Tests for Smoothing Components
Component Effective
DF
Effective
DF for Test
F Value Pr > F
Spline(Pop) 7.80559 8 1443.64 <.0001
Spline(Edu) 7.12453 8 153.94 <.0001
Spline(Houses) 7.20940 8 1213.94 <.0001
Spline(Income) 5.92854 7 43.17 <.0001
Spline(Longitude Latitude) 18.64138 19 1619.15 <.0001



Figure 42.10 displays the “Smoothing Component Panel” for all the spline terms used in the model. It displays predicted spline curves and 95% Bayesian posterior confidence bands for each univariate spline term.

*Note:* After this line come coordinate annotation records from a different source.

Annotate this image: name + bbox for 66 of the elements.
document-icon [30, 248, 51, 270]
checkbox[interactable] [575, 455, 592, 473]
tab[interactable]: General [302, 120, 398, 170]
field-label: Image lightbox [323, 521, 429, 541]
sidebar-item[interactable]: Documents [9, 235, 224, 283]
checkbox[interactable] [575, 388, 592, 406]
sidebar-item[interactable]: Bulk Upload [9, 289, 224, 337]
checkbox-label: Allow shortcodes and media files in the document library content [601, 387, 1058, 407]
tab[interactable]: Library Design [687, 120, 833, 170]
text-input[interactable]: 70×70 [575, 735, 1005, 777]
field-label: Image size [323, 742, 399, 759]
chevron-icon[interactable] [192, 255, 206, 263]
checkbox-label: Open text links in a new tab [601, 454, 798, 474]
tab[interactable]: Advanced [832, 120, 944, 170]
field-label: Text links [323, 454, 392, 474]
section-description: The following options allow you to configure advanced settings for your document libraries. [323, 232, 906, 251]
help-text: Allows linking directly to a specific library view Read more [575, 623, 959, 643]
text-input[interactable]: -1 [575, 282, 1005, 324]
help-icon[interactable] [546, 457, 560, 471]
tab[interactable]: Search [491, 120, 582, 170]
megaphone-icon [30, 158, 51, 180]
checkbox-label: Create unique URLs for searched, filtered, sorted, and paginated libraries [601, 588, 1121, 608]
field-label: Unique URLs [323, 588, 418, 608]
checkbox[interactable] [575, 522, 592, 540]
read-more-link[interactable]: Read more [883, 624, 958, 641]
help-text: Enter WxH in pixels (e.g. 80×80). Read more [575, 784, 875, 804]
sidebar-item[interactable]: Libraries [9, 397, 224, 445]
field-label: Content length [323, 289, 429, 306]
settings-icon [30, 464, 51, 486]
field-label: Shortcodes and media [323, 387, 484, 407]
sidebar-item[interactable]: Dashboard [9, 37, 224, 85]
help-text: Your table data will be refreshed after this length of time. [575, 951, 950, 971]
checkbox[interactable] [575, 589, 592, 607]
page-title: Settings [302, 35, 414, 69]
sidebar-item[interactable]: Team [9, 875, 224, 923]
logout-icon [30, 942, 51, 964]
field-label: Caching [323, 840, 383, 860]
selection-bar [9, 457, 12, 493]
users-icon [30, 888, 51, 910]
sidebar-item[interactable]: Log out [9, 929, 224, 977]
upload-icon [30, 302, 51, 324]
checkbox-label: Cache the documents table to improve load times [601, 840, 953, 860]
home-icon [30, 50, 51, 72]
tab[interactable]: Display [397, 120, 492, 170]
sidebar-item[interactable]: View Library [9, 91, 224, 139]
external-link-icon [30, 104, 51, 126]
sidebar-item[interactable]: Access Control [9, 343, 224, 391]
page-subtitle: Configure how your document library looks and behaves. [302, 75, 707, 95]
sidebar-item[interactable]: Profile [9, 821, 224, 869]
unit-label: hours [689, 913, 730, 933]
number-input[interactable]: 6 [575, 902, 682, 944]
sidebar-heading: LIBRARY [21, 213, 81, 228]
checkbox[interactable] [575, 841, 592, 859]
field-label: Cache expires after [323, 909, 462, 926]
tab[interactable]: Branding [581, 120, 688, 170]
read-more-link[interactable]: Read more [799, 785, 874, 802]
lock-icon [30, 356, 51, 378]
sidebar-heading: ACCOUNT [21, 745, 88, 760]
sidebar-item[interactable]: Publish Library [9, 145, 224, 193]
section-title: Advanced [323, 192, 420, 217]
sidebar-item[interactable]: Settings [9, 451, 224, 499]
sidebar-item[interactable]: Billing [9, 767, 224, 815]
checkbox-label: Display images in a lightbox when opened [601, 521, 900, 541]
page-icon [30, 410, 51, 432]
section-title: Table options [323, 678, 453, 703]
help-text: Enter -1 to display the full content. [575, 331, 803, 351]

Figure 42.10: Smoothing Component Panel

Smoothing Component Panel


The preceding program contains an ID statement and an OUTPUT statement. The ID statement transfers the specified variables (Longitude and Latitude) from the input data set, sashelp.Vote1980, to the output data set, VotePred. The OUTPUT statement requests the prediction for each observation by default and saves the results in the data set VotePred. The following run of the SGRENDER procedure produces the fitted surface of the log vote proportion in the 1980 presidential election:

proc sgrender data=VotePred template=surface;
   dynamic _title='Predicted US County Vote Proportion in the 1980 Election'
           _z    ='Pred';
run;

Figure 42.11 shows the map of predictions of the logarithm transformation of the proportion of county population who voted for any candidates in the 1980 US presidential election from the fitted generalized additive model.

Figure 42.11: Predicted US County Vote Proportion in the 1980 Election

Predicted US County Vote Proportion in the 1980 Election


Compared to the map of the logarithm transformations of the proportion of votes cast shown in Figure 42.1, the map of the predictions of the logarithm transformations of the proportion of votes cast has a smoother surface.